Intinya, sampai aku selesai membuat catatan ini, pinjaman itu belum juga kuterima kembali. Si ibu malah kembali menjanjikan untuk membayarnya pada akhir april nanti. Kali ini dg alasan yg makin absurd. Katanya, Suaminya menabrak anak kecil dan harus membayar biaya pengobatan anak itu.

Hmm.. Aku mulai agak kasihan dengan si ibu. Entah benar atau tidak ucapan2nya selama ini. Jika benar, nasibnya sungguh malang karena ditimpa kesulitan yg bertubi-tubi. Jika tak benar, ia tentu akan kembali pusing untuk memikirkan begitu banyak alasan ketidakmampuannya untuk membayar hutang. Mau buat alasan apalagi coba?

Cukup tentang kisahku.😊
Ada ibroh yg bisa kudapat dari peristiwa hutang ini.
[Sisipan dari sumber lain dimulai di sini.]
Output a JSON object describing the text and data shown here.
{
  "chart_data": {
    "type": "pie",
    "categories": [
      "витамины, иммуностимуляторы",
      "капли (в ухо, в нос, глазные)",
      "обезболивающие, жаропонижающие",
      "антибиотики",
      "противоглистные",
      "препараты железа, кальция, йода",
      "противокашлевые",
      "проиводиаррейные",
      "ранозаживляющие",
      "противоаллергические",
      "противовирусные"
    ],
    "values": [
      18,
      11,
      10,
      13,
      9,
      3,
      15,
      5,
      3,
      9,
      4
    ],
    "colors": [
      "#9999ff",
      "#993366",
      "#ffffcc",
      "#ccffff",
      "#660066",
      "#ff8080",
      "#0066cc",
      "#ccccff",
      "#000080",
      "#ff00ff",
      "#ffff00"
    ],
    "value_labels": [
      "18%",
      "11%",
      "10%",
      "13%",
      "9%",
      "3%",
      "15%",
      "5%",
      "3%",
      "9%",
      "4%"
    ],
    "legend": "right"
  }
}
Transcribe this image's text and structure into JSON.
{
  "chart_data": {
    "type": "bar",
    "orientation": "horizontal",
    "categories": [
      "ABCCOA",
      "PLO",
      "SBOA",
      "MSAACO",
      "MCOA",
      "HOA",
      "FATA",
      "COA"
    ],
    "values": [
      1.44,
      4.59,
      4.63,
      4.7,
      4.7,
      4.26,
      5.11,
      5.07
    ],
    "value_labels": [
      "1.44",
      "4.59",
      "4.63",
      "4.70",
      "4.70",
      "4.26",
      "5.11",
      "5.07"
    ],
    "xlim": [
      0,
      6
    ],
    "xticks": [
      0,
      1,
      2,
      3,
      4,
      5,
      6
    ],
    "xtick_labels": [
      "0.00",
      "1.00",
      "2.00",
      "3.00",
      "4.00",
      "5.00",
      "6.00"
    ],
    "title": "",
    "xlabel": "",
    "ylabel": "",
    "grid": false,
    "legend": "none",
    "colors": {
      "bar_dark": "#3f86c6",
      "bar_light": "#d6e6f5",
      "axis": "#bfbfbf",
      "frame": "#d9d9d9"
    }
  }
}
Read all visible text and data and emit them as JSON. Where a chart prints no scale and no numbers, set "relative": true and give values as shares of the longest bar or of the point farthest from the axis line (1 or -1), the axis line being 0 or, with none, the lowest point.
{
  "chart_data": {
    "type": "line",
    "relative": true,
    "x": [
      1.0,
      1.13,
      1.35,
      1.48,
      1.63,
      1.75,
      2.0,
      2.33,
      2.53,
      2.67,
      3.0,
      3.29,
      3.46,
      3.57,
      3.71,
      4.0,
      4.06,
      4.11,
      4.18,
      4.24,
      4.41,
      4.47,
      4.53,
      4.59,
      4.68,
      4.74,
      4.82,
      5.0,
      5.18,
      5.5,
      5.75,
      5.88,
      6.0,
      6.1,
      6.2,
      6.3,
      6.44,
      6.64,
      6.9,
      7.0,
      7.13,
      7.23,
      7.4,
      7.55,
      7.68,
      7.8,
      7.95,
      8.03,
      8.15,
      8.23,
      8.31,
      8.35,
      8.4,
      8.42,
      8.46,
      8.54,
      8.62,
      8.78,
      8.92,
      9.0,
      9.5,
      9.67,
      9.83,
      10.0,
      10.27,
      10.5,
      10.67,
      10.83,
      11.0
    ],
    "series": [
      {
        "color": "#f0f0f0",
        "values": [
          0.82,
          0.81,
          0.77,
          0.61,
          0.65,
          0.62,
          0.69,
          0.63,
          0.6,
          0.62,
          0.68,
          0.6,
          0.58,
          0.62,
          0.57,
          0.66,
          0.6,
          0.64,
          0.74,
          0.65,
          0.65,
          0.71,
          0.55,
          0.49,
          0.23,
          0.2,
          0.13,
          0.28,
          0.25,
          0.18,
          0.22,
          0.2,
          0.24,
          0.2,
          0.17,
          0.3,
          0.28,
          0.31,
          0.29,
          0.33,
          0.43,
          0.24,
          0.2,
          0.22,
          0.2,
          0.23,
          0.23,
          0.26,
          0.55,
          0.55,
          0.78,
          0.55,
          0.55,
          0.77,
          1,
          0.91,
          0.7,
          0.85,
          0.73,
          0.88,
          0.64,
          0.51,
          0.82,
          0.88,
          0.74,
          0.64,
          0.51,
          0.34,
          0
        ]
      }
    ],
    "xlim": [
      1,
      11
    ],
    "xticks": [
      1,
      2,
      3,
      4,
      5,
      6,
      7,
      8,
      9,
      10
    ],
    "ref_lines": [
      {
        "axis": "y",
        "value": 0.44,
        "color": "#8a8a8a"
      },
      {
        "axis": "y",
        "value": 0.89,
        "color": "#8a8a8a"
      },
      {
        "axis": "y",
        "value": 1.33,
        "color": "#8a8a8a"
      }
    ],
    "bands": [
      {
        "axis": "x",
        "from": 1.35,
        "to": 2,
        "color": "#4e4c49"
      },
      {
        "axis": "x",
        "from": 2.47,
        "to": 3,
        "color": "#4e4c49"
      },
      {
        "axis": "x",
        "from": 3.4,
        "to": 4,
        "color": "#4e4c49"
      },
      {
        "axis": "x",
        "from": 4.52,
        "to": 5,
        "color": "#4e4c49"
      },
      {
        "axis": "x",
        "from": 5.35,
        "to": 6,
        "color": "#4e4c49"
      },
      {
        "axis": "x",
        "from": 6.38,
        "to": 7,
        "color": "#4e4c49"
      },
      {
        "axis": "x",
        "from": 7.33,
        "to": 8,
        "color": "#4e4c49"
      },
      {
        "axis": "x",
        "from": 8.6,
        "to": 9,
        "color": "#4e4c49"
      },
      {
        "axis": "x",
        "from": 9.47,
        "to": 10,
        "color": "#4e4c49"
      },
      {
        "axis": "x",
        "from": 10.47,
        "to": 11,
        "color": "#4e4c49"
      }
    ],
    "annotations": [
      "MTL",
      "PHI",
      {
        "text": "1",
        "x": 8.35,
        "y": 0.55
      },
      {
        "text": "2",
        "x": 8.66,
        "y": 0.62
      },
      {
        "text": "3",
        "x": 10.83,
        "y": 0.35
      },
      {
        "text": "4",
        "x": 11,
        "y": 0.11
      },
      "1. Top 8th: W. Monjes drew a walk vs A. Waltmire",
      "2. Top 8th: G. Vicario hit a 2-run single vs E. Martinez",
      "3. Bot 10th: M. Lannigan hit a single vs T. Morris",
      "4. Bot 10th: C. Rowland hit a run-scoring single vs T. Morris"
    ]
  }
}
Aku bisa saja marah, mencerca bahkan menuntut si ibu atas sikapnya yg lalai perihal hutang. Tapi kemudian aku melihat Aa. Dg segala sikap legowonya. Sadarlah aku bahwa aku tak perlu bersusah payah untuk marah2. Marah2 pun belum tentu uang kami kembali. Dan aku juga sadar bahwa uang itu adalah salah satu titipan-Nya. Jadi Ia berhak untuk mengambilnya dg cara2 yg dipilih-Nya. Kuanggap saja peristiwa ini sebagai ujian kesabaran bagi Aa dan aku. Juga pelajaran untuk kami lebih mawasdiri dg segala kepribadian disekitar kami. Maka aku tak marah. Sungguh tak marah. 😊

Aku juga bisa membuka aib sang ibu ke khalayak ramai. Cukup memberitahukan Emak, maka kukira Emak akan langsung "melabrak" si ibu. Tapi kemudian aku kembali ingat. Bahwa membuka aib orang lain itu termasuk salah satu perbuatan yg tak terpuji. Aku juga teringat dg sebuah hadits yg menyatakan bahwa siapa yg menampakkan aib orang lain, maka Allah pun akan menampakkan aibnya dalam cara yg lebih keji. Hii.. Ngeri.. 😣

Aku juga bisa "curhat" di medsos, baik dg menyebut atau tidak menyebut nama si ibu. Seperti juga yg dilakukan beberapa kawanku (walau dg permasalahan yg berbeda). Tapi buat apa coba marah2 tak jelas di medsos. Hanya membuat isi wall-ku jadi kotor dg hujatan saja. Hmm.. Tak usahlah ya.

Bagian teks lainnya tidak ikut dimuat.